Ceci étant recadré, on ne manquera pas de saluer un film
français dont la famille de beaux consanguins a autrement plus à voir avec la
tribu du Leatherface de THE TEXAS CHAINSAW MASSACRE qu'avec le couple de
vilains Thénardier franchouillards de L'AUBERGE ROUGE. Ouf. Le cinéma de genre
français (pour autant qu'il existe…), dans le sillon creusé à la disqueuse par
un HAUTE TENSION, semble aujourd'hui enfin capable de tirer les enseignements d'une industrie américaine autrement plus rôdée et convaincante sur ce terrain.

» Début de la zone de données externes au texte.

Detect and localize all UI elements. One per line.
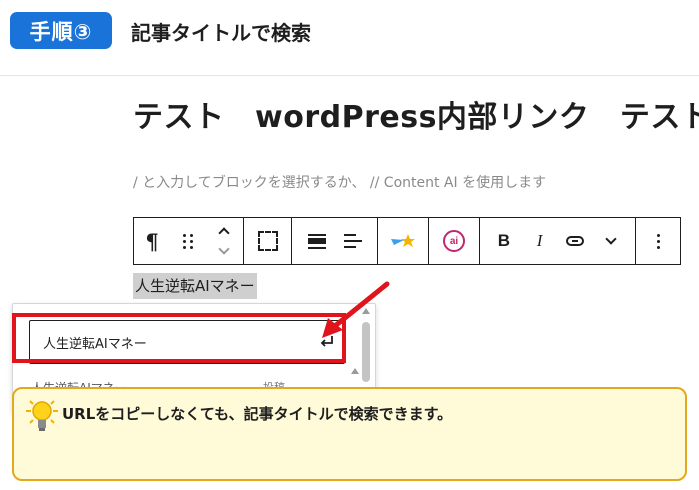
content-ai-icon: ai bbox=[443, 230, 465, 252]
select-block-button[interactable] bbox=[250, 218, 286, 264]
block-mover bbox=[206, 218, 242, 264]
bold-button[interactable]: B bbox=[486, 218, 522, 264]
shooting-star-icon bbox=[391, 234, 415, 247]
italic-icon: I bbox=[536, 231, 543, 250]
align-full-icon bbox=[307, 233, 326, 249]
scroll-up-arrow[interactable] bbox=[362, 308, 370, 314]
content-ai-group: ai bbox=[429, 218, 480, 264]
tip-text: URLをコピーしなくても、記事タイトルで検索できます。 bbox=[62, 405, 453, 423]
block-options-button[interactable] bbox=[640, 218, 676, 264]
options-group bbox=[636, 218, 680, 264]
move-up-icon[interactable] bbox=[218, 227, 230, 239]
format-group: B I bbox=[480, 218, 636, 264]
link-icon bbox=[566, 236, 585, 246]
content-ai-button[interactable]: ai bbox=[436, 218, 472, 264]
more-formats-button[interactable] bbox=[593, 218, 629, 264]
bold-icon: B bbox=[497, 231, 511, 250]
paragraph-icon: ¶ bbox=[145, 228, 159, 254]
selected-text[interactable]: 人生逆転AIマネー bbox=[133, 273, 257, 299]
select-parent-group bbox=[244, 218, 292, 264]
lightbulb-icon bbox=[26, 400, 58, 431]
paragraph-block-button[interactable]: ¶ bbox=[134, 218, 170, 264]
block-align-button[interactable] bbox=[299, 218, 335, 264]
plugin-star-button[interactable] bbox=[385, 218, 421, 264]
step-header: 手順③ 記事タイトルで検索 bbox=[0, 0, 699, 76]
popover-scrollbar[interactable] bbox=[362, 322, 370, 382]
move-down-icon[interactable] bbox=[218, 243, 230, 255]
block-placeholder[interactable]: / と入力してブロックを選択するか、 // Content AI を使用します bbox=[133, 172, 546, 192]
alignment-group bbox=[292, 218, 378, 264]
post-title[interactable]: テスト wordPress内部リンク テスト bbox=[133, 92, 699, 136]
step-title: 記事タイトルで検索 bbox=[131, 21, 311, 45]
select-frame-icon bbox=[257, 231, 278, 251]
drag-handle-icon bbox=[182, 233, 194, 249]
align-left-icon bbox=[343, 233, 362, 249]
link-button[interactable] bbox=[558, 218, 594, 264]
text-align-button[interactable] bbox=[335, 218, 371, 264]
chevron-down-icon bbox=[605, 233, 617, 245]
more-vertical-icon bbox=[656, 233, 660, 249]
tip-callout: URLをコピーしなくても、記事タイトルで検索できます。 bbox=[12, 387, 687, 481]
highlight-frame bbox=[12, 313, 346, 363]
italic-button[interactable]: I bbox=[522, 218, 558, 264]
results-scroll-up-arrow[interactable] bbox=[351, 368, 359, 374]
step-badge: 手順③ bbox=[10, 12, 112, 49]
drag-handle[interactable] bbox=[170, 218, 206, 264]
block-toolbar: ¶ ai B I bbox=[133, 217, 681, 265]
block-tools-group: ¶ bbox=[134, 218, 244, 264]
plugin-group-1 bbox=[378, 218, 429, 264]
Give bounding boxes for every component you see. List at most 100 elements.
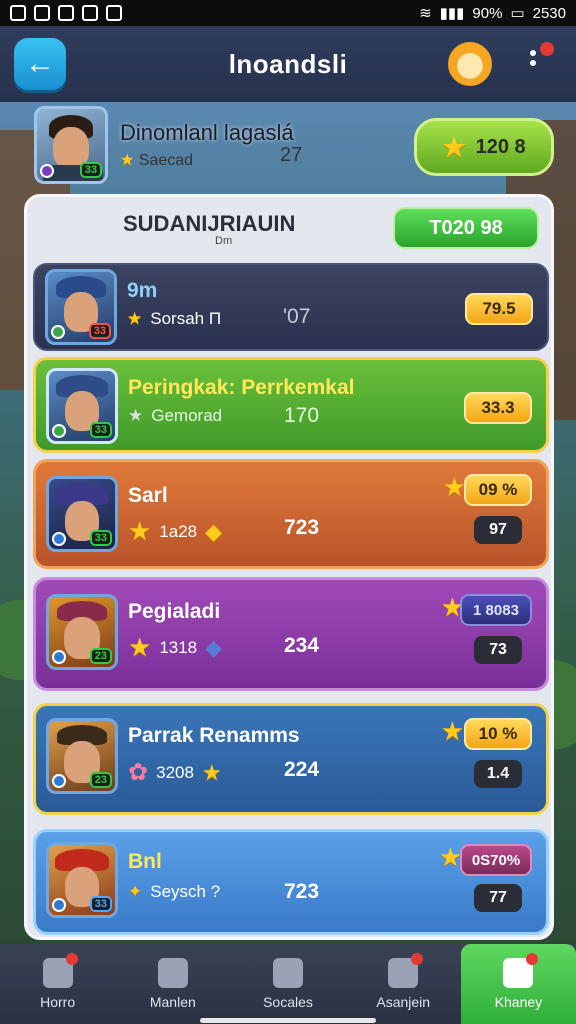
player-subtitle: ✿ 3208 ★ [128,759,222,786]
notification-icon [34,5,50,21]
star-icon: ★ [442,472,466,502]
rank-icon [52,650,66,664]
score-pill[interactable]: 09 % [464,474,532,506]
player-name: Peringkak: Perrkemkal [128,376,355,399]
star-icon: ✦ [128,882,143,901]
player-number: 27 [280,144,303,166]
gem-icon: ◆ [205,634,223,660]
star-icon: ★ [201,759,222,785]
star-icon: ★ [438,842,462,872]
player-name: 9m [127,279,158,302]
player-subtitle: ★ Saecad [120,152,194,169]
notification-icon [10,5,26,21]
flower-icon: ✿ [128,759,149,786]
star-icon: ★ [128,632,152,662]
nav-label: Socales [263,994,313,1010]
score-button[interactable]: ★ 120 8 [414,118,554,176]
leaderboard-row[interactable]: 33 Peringkak: Perrkemkal ★ Gemorad 170 33… [33,357,549,453]
wifi-icon: ≋ [419,5,432,22]
player-number: 224 [284,758,320,781]
player-name: Bnl [128,850,162,873]
level-badge: 33 [89,422,112,438]
home-indicator[interactable] [200,1018,376,1023]
social-icon [273,958,303,988]
current-player-row[interactable]: 33 Dinomlanl lagaslá ★ Saecad 27 ★ 120 8 [34,106,564,190]
player-subtitle: ★ 1a28 ◆ [128,516,223,546]
nav-label: Manlen [149,994,196,1010]
notification-icon [58,5,74,21]
avatar: 33 [46,842,118,918]
rank-pill: 97 [474,516,522,544]
level-badge: 33 [88,323,111,339]
avatar: 23 [46,594,118,670]
score-pill[interactable]: 79.5 [465,293,533,325]
rank-icon [52,424,66,438]
level-badge: 23 [89,648,112,664]
score-pill[interactable]: 1 8083 [460,594,532,626]
status-bar: ≋ ▮▮▮ 90% ▭ 2530 [0,0,576,26]
rank-pill: 77 [474,884,522,912]
star-icon: ★ [127,309,143,328]
notification-icons [10,5,122,21]
score-pill[interactable]: 33.3 [464,392,532,424]
panel-header: SUDANIJRIAUIN Dm T020 98 [27,197,551,259]
mascot-icon[interactable] [448,42,492,86]
notification-icon [82,5,98,21]
bottom-nav: Horro Manlen Socales Asanjein Khaney [0,944,576,1024]
star-icon: ★ [442,131,466,162]
star-icon: ★ [120,152,135,169]
player-subtitle: ★ Gemorad [128,406,223,425]
leaderboard-row[interactable]: 33 Sarl ★ 1a28 ◆ 723 ★ 09 % 97 [33,459,549,569]
leaderboard-row[interactable]: 33 Bnl ✦ Seysch ? 723 ★ 0S70% 77 [33,829,549,935]
back-button[interactable]: ← [14,38,66,90]
score-pill[interactable]: 10 % [464,718,532,750]
player-name: Sarl [128,484,168,507]
nav-item-leaderboard[interactable]: Khaney [460,944,576,1024]
more-menu-icon[interactable] [520,42,554,82]
mission-icon [157,958,188,988]
rank-icon [52,774,66,788]
panel-title: SUDANIJRIAUIN [123,211,296,236]
star-icon: ★ [440,716,464,746]
level-badge: 33 [79,162,102,178]
notification-badge [411,953,424,965]
gem-icon: ◆ [205,518,223,544]
avatar: 33 [34,106,108,184]
panel-score-button[interactable]: T020 98 [393,207,539,249]
player-number: '07 [283,305,311,328]
clock: 2530 [532,4,566,22]
player-subtitle: ★ 1318 ◆ [128,632,223,662]
player-subtitle: ★ Sorsah Π [127,309,222,328]
app-header: ← lnoandsli [0,26,576,102]
arrow-left-icon: ← [25,47,55,80]
leaderboard-row[interactable]: 33 9m ★ Sorsah Π '07 79.5 [33,263,549,351]
nav-item-missions[interactable]: Manlen [115,944,230,1024]
avatar: 23 [46,718,118,794]
notification-icon [106,5,122,21]
rank-pill: 73 [474,636,522,664]
player-number: 723 [284,880,320,903]
leaderboard-panel: SUDANIJRIAUIN Dm T020 98 33 9m ★ Sorsah Π… [24,194,554,940]
level-badge: 33 [89,896,112,912]
leaderboard-row[interactable]: 23 Parrak Renamms ✿ 3208 ★ 224 ★ 10 % 1.4 [33,703,549,815]
score-pill[interactable]: 0S70% [460,844,532,876]
score-value: 120 8 [475,135,526,158]
avatar: 33 [45,269,117,345]
nav-label: Asanjein [376,994,431,1010]
leaderboard-row[interactable]: 23 Pegialadi ★ 1318 ◆ 234 ★ 1 8083 73 [33,577,549,691]
nav-item-home[interactable]: Horro [0,944,115,1024]
notification-badge [526,953,539,965]
nav-label: Khaney [494,994,543,1010]
rank-icon [52,898,66,912]
rank-pill: 1.4 [474,760,522,788]
leaderboard-icon [503,953,539,988]
star-icon: ★ [128,516,152,546]
nav-item-achievements[interactable]: Asanjein [346,944,461,1024]
page-title: lnoandsli [228,48,348,79]
rank-icon [52,532,66,546]
battery-level: 90% [472,4,503,22]
player-name: Pegialadi [128,600,221,623]
player-name: Parrak Renamms [128,724,300,747]
nav-item-social[interactable]: Socales [230,944,345,1024]
nav-label: Horro [40,994,76,1010]
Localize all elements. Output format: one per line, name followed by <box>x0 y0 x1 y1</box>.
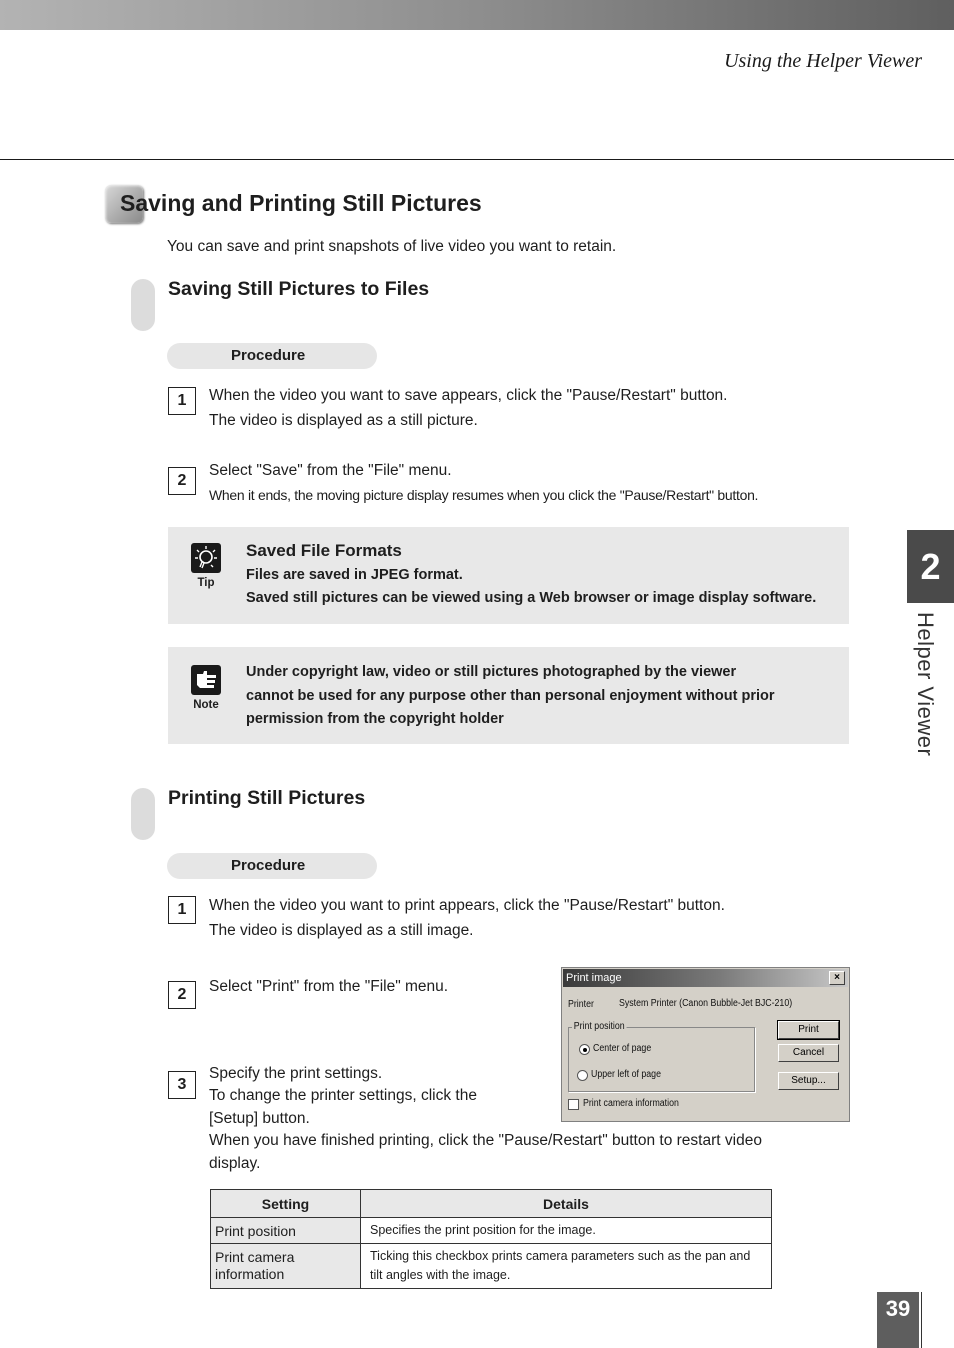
printer-label: Printer <box>568 999 594 1010</box>
header-divider <box>0 159 954 160</box>
print-position-label: Print position <box>572 1021 627 1032</box>
setting-cell: Print camera information <box>210 1243 361 1289</box>
printer-value: System Printer (Canon Bubble-Jet BJC-210… <box>619 998 793 1009</box>
note-label: Note <box>193 699 219 711</box>
step-text: Select "Print" from the "File" menu. <box>209 974 448 999</box>
dialog-title: Print image <box>566 972 622 984</box>
radio-label: Upper left of page <box>591 1069 661 1080</box>
step-number: 3 <box>168 1071 196 1099</box>
step-line: display. <box>209 1154 261 1172</box>
subsection-title-saving: Saving Still Pictures to Files <box>168 278 430 300</box>
procedure-label: Procedure <box>167 343 377 369</box>
step-text: When the video you want to print appears… <box>209 893 725 943</box>
running-header: Using the Helper Viewer <box>724 50 922 72</box>
setup-button[interactable]: Setup... <box>778 1072 839 1090</box>
note-line: permission from the copyright holder <box>246 711 504 727</box>
column-header: Setting <box>210 1189 361 1218</box>
section-intro: You can save and print snapshots of live… <box>167 238 617 255</box>
chapter-label: Helper Viewer <box>913 612 938 757</box>
note-line: Under copyright law, video or still pict… <box>246 664 737 680</box>
print-image-dialog: Print image × Printer System Printer (Ca… <box>561 967 850 1122</box>
step-line: The video is displayed as a still pictur… <box>209 412 478 429</box>
note-callout: Note Under copyright law, video or still… <box>168 647 849 744</box>
step-line: Select "Print" from the "File" menu. <box>209 978 449 995</box>
procedure-label: Procedure <box>167 853 377 879</box>
setting-cell: Print position <box>210 1217 361 1244</box>
table-row: Print position Specifies the print posit… <box>210 1217 772 1244</box>
page-number: 39 <box>877 1292 919 1348</box>
top-gradient-bar <box>0 0 954 30</box>
step-number: 2 <box>168 467 196 495</box>
chapter-tab: 2 <box>907 530 954 603</box>
step-text: Select "Save" from the "File" menu. When… <box>209 458 758 508</box>
step-line: When it ends, the moving picture display… <box>209 487 759 503</box>
step-number: 2 <box>168 981 196 1009</box>
print-position-group <box>568 1027 755 1092</box>
settings-table: Setting Details Print position Specifies… <box>210 1189 772 1289</box>
step-line: When the video you want to print appears… <box>209 897 725 914</box>
tip-line: Saved still pictures can be viewed using… <box>246 590 817 606</box>
pointing-hand-icon <box>191 665 221 695</box>
tip-title: Saved File Formats <box>246 541 402 560</box>
lightbulb-icon <box>191 543 221 573</box>
table-row: Print camera information Ticking this ch… <box>210 1243 772 1289</box>
step-line: When you have finished printing, click t… <box>209 1132 762 1150</box>
step-line: When the video you want to save appears,… <box>209 387 728 404</box>
checkbox-label: Print camera information <box>583 1098 679 1109</box>
step-line: Select "Save" from the "File" menu. <box>209 462 452 479</box>
subsection-marker-icon <box>131 279 155 331</box>
table-header-row: Setting Details <box>210 1189 772 1218</box>
note-line: cannot be used for any purpose other tha… <box>246 688 775 704</box>
subsection-marker-icon <box>131 788 155 840</box>
radio-label: Center of page <box>593 1043 652 1054</box>
dialog-titlebar: Print image × <box>563 969 848 987</box>
section-title: Saving and Printing Still Pictures <box>120 190 482 216</box>
step-line: The video is displayed as a still image. <box>209 922 474 939</box>
details-cell: Ticking this checkbox prints camera para… <box>360 1243 772 1289</box>
page-number-divider <box>921 1292 922 1348</box>
details-cell: Specifies the print position for the ima… <box>360 1217 772 1244</box>
step-text: When the video you want to save appears,… <box>209 383 728 433</box>
cancel-button[interactable]: Cancel <box>778 1044 839 1062</box>
close-icon[interactable]: × <box>829 971 845 985</box>
radio-upper-left-of-page[interactable] <box>577 1070 588 1081</box>
column-header: Details <box>360 1189 772 1218</box>
radio-center-of-page[interactable] <box>579 1044 590 1055</box>
print-camera-info-checkbox[interactable] <box>568 1099 579 1110</box>
step-number: 1 <box>168 896 196 924</box>
tip-label: Tip <box>197 577 215 589</box>
tip-line: Files are saved in JPEG format. <box>246 567 463 583</box>
print-button[interactable]: Print <box>777 1020 840 1040</box>
subsection-title-printing: Printing Still Pictures <box>168 787 366 809</box>
tip-callout: Tip Saved File Formats Files are saved i… <box>168 527 849 624</box>
step-number: 1 <box>168 387 196 415</box>
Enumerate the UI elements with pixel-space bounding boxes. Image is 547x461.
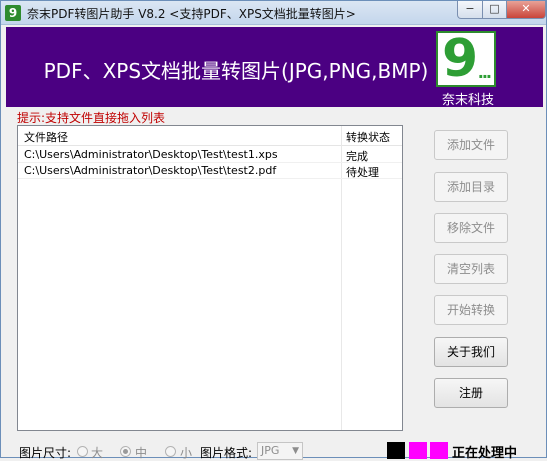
logo-dots: ...	[477, 63, 492, 82]
image-format-select[interactable]: JPG ▼	[257, 442, 303, 460]
status-swatch-magenta	[430, 442, 448, 459]
file-list[interactable]: 文件路径 转换状态 C:\Users\Administrator\Desktop…	[17, 125, 403, 431]
maximize-button[interactable]: □	[482, 1, 507, 19]
file-path-cell: C:\Users\Administrator\Desktop\Test\test…	[24, 164, 277, 177]
size-small-radio[interactable]	[165, 446, 176, 457]
size-large-radio[interactable]	[77, 446, 88, 457]
logo-caption: 奈末科技	[441, 93, 494, 108]
file-list-header: 文件路径 转换状态	[18, 126, 402, 146]
table-row[interactable]: C:\Users\Administrator\Desktop\Test\test…	[18, 163, 402, 179]
table-row[interactable]: C:\Users\Administrator\Desktop\Test\test…	[18, 147, 402, 163]
add-file-button[interactable]: 添加文件	[434, 130, 508, 160]
format-select-value: JPG	[261, 444, 280, 457]
title-bar[interactable]: 9 奈末PDF转图片助手 V8.2 <支持PDF、XPS文档批量转图片> − □…	[1, 1, 546, 25]
column-header-path[interactable]: 文件路径	[24, 129, 68, 145]
minimize-button[interactable]: −	[457, 1, 483, 19]
clear-list-button[interactable]: 清空列表	[434, 254, 508, 284]
chevron-down-icon: ▼	[292, 446, 299, 456]
start-convert-button[interactable]: 开始转换	[434, 295, 508, 325]
file-path-cell: C:\Users\Administrator\Desktop\Test\test…	[24, 148, 278, 161]
window-title: 奈末PDF转图片助手 V8.2 <支持PDF、XPS文档批量转图片>	[27, 7, 356, 21]
file-status-cell: 完成	[346, 150, 368, 163]
header-banner: PDF、XPS文档批量转图片(JPG,PNG,BMP) 9 ... 奈末科技	[6, 27, 543, 108]
remove-file-button[interactable]: 移除文件	[434, 213, 508, 243]
about-us-button[interactable]: 关于我们	[434, 337, 508, 367]
file-status-cell: 待处理	[346, 166, 379, 179]
close-button[interactable]: ✕	[506, 1, 546, 19]
add-directory-button[interactable]: 添加目录	[434, 172, 508, 202]
column-header-status[interactable]: 转换状态	[346, 129, 390, 145]
size-large-label[interactable]: 大	[91, 444, 103, 461]
status-swatch-magenta	[409, 442, 427, 459]
banner-title: PDF、XPS文档批量转图片(JPG,PNG,BMP)	[43, 59, 429, 83]
status-swatch-black	[387, 442, 405, 459]
drag-drop-hint: 提示:支持文件直接拖入列表	[17, 111, 166, 125]
app-window: 9 奈末PDF转图片助手 V8.2 <支持PDF、XPS文档批量转图片> − □…	[0, 0, 547, 461]
company-logo: 9 ...	[436, 29, 496, 89]
processing-status: 正在处理中	[452, 446, 518, 461]
image-format-label: 图片格式:	[200, 446, 253, 460]
size-medium-label[interactable]: 中	[135, 444, 147, 461]
app-icon: 9	[5, 5, 21, 21]
size-medium-radio[interactable]	[120, 446, 131, 457]
register-button[interactable]: 注册	[434, 378, 508, 408]
logo-nine-mark: 9	[442, 29, 479, 89]
image-size-label: 图片尺寸:	[19, 446, 72, 460]
size-small-label[interactable]: 小	[180, 444, 192, 461]
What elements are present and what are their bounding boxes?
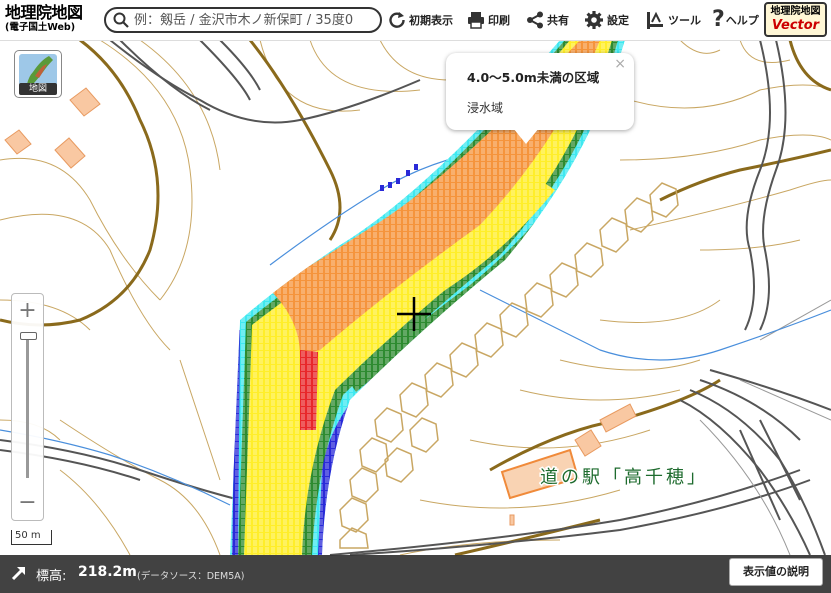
tools-button[interactable]: ツール xyxy=(645,7,701,33)
gear-icon xyxy=(585,11,603,29)
popup-title: 4.0〜5.0m未満の区域 xyxy=(467,70,600,85)
expand-arrow-icon[interactable] xyxy=(10,564,28,582)
explain-values-button[interactable]: 表示値の説明 xyxy=(729,558,823,586)
share-icon xyxy=(527,11,543,29)
elevation-value: 218.2m xyxy=(78,564,137,580)
layer-select-button[interactable]: 地図 xyxy=(14,50,62,98)
scale-bar: 50 m xyxy=(11,530,52,545)
elevation-bar: 標高: 218.2m (データソース：DEM5A) 表示値の説明 xyxy=(0,555,831,593)
elevation-label: 標高: xyxy=(36,569,67,584)
map-canvas[interactable]: 道の駅「高千穂」 xyxy=(0,0,831,593)
share-label: 共有 xyxy=(547,14,569,27)
print-icon xyxy=(468,12,484,29)
elevation-source: (データソース：DEM5A) xyxy=(137,571,245,582)
settings-button[interactable]: 設定 xyxy=(584,7,629,33)
vector-button-top: 地理院地図 xyxy=(770,6,821,17)
vector-button-bottom: Vector xyxy=(771,18,820,33)
help-label: ヘルプ xyxy=(725,14,759,27)
map-thumbnail-icon xyxy=(19,54,57,86)
vector-map-button[interactable]: 地理院地図 Vector xyxy=(764,2,827,37)
help-button[interactable]: ? ヘルプ xyxy=(712,7,759,33)
zoom-slider-track[interactable] xyxy=(26,336,29,478)
share-button[interactable]: 共有 xyxy=(526,7,569,33)
zoom-slider-handle[interactable] xyxy=(20,332,37,340)
search-icon[interactable] xyxy=(113,12,129,28)
close-icon[interactable]: × xyxy=(614,56,626,72)
tools-label: ツール xyxy=(668,14,701,27)
reset-view-button[interactable]: 初期表示 xyxy=(388,7,453,33)
settings-label: 設定 xyxy=(607,14,629,27)
header-bar: 地理院地図 (電子国土Web) 初期表示 印刷 共有 xyxy=(0,0,831,41)
search-input[interactable] xyxy=(134,11,378,29)
print-button[interactable]: 印刷 xyxy=(467,7,510,33)
popup-body: 浸水域 xyxy=(467,101,504,115)
station-label[interactable]: 道の駅「高千穂」 xyxy=(539,466,708,490)
zoom-control: + − xyxy=(11,293,44,521)
info-popup: 4.0〜5.0m未満の区域 浸水域 × xyxy=(446,53,634,130)
print-label: 印刷 xyxy=(488,14,510,27)
refresh-icon xyxy=(389,12,405,28)
popup-tail xyxy=(513,128,539,144)
brand-subtitle: (電子国土Web) xyxy=(5,22,76,33)
layer-button-label: 地図 xyxy=(19,83,57,95)
search-box xyxy=(104,7,382,33)
zoom-in-button[interactable]: + xyxy=(12,296,43,326)
brand-logo[interactable]: 地理院地図 (電子国土Web) xyxy=(5,3,101,37)
brand-main-title: 地理院地図 xyxy=(5,3,83,22)
tool-icon xyxy=(647,11,663,29)
zoom-out-button[interactable]: − xyxy=(12,488,43,518)
reset-view-label: 初期表示 xyxy=(409,14,453,27)
help-icon: ? xyxy=(712,7,725,32)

Pour
autant, FRONTIERE(S) a le bon goût de ne pas chercher à être un film français
« à l'américaine ». C'est ainsi qu'il faut voir cette scène
d'exposition dans une France de banlieue incendiaire : une volonté
d'inscrire le film dans la
France sarkoziste d'aujourd'hui. Certains ont eu le tort de
vouloir à tout prix voir dans FRONTIERE(S) un film à teneur principalement
politique voire engagée. Il n'en est rien ('c'est juste la métaphore ça, après le film reste un survival au premier degré, bien violent' nous dira Xavier Gens'). Très vite, le film évolue vers le slasher standard en rase campagne et Sarkozy, pour une fois, n'a rien à voir
là-dedans. Juste qu'il y a cette volonté, plutôt louable, affichée par Xavier
Gens de ne pas occulter l'identité française de son film et de ses personnages,
petits beurs embrouilleurs au langage de caillera. Un bon point donc. Ce qui
n'a pas empêché Gens, dans la foulée de FRONTIERE(S), de torcher un HITMAN
(déjà sorti chez nous, aléas du calendrier…) lamentable bardé de mauvais clichés…
à l'américaine. Manipulation des studios selon le principal intéressé. Il s'en expliquera dans une interview que nous publierons très prochainement.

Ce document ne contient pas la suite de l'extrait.